EPHA5 regulates antifungal innate immunity by phosphorylating EPHB2 and Dectin-1.

Invasive fungal infections (IFIs) have emerged as a significant health threat and cause approximately 3.75 million deaths per year globally. Understanding the detailed mechanism of the immune response to eliminate invasive fungal pathogens may help to provide new insights for the development of antifungal methods and drugs. Previously, we reported that the tyrosine kinase receptor EPH receptor B2 (EPHB2) is a coreceptor of β-glucan and phosphorylates Syk to activate the antifungal downstream signaling pathway. However, how EPHB2 is activated after fungal infection is still unknown.

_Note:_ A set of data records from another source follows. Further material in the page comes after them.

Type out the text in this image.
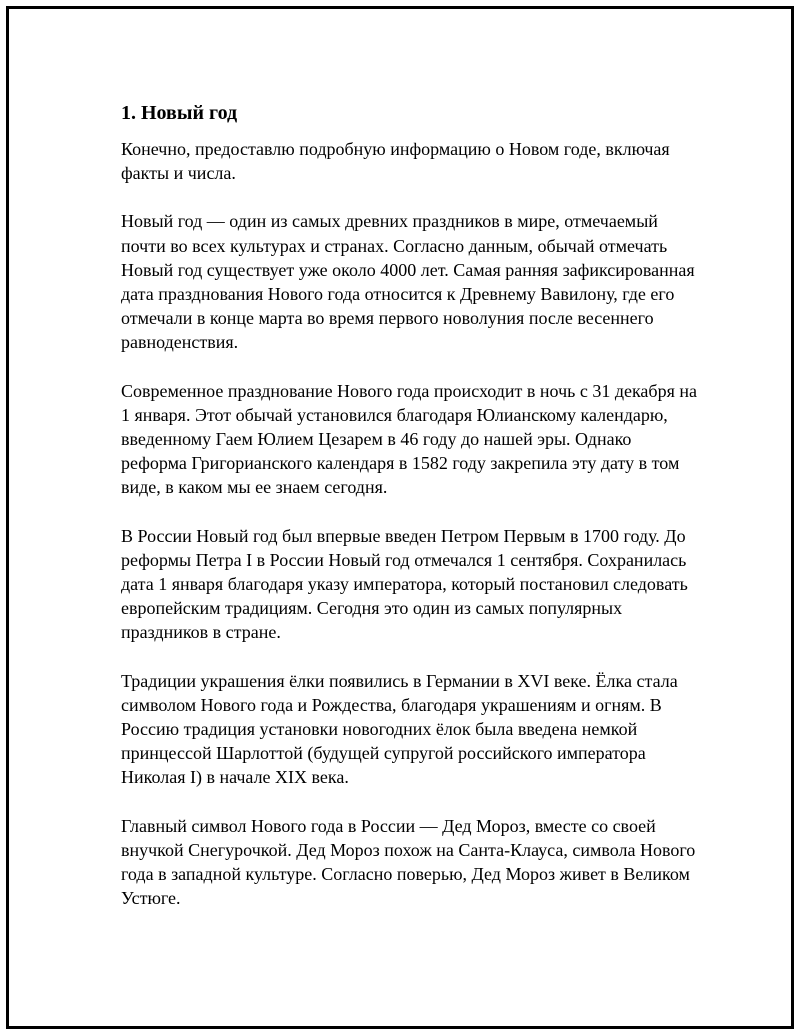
1. Новый год

Конечно, предоставлю подробную информацию о Новом годе, включая факты и числа.

Новый год — один из самых древних праздников в мире, отмечаемый почти во всех культурах и странах. Согласно данным, обычай отмечать Новый год существует уже около 4000 лет. Самая ранняя зафиксированная дата празднования Нового года относится к Древнему Вавилону, где его отмечали в конце марта во время первого новолуния после весеннего равноденствия.

Современное празднование Нового года происходит в ночь с 31 декабря на 1 января. Этот обычай установился благодаря Юлианскому календарю, введенному Гаем Юлием Цезарем в 46 году до нашей эры. Однако реформа Григорианского календаря в 1582 году закрепила эту дату в том виде, в каком мы ее знаем сегодня.

В России Новый год был впервые введен Петром Первым в 1700 году. До реформы Петра I в России Новый год отмечался 1 сентября. Сохранилась дата 1 января благодаря указу императора, который постановил следовать европейским традициям. Сегодня это один из самых популярных праздников в стране.

Традиции украшения ёлки появились в Германии в XVI веке. Ёлка стала символом Нового года и Рождества, благодаря украшениям и огням. В Россию традиция установки новогодних ёлок была введена немкой принцессой Шарлоттой (будущей супругой российского императора Николая I) в начале XIX века.

Главный символ Нового года в России — Дед Мороз, вместе со своей внучкой Снегурочкой. Дед Мороз похож на Санта-Клауса, символа Нового года в западной культуре. Согласно поверью, Дед Мороз живет в Великом Устюге.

In this study, we show that EPHA5 plays a critical role in antifungal immunity by phosphorylating EPHB2 and Dectin-1 after fungal infection, which facilitates the recruitment and activation of Syk and subsequent activation of downstream antifungal signaling pathways. Additionally, we showed that EphA5-deficient mice exhibited increased susceptibility to Candida albicans infection, with increased fungal burdens and impaired immune cell recruitment. This study provides not only a mechanistic explanation for EPHB2 and Dectin-1 activation after fungal infection but also new insights into potential therapeutic strategies for treating IFIs.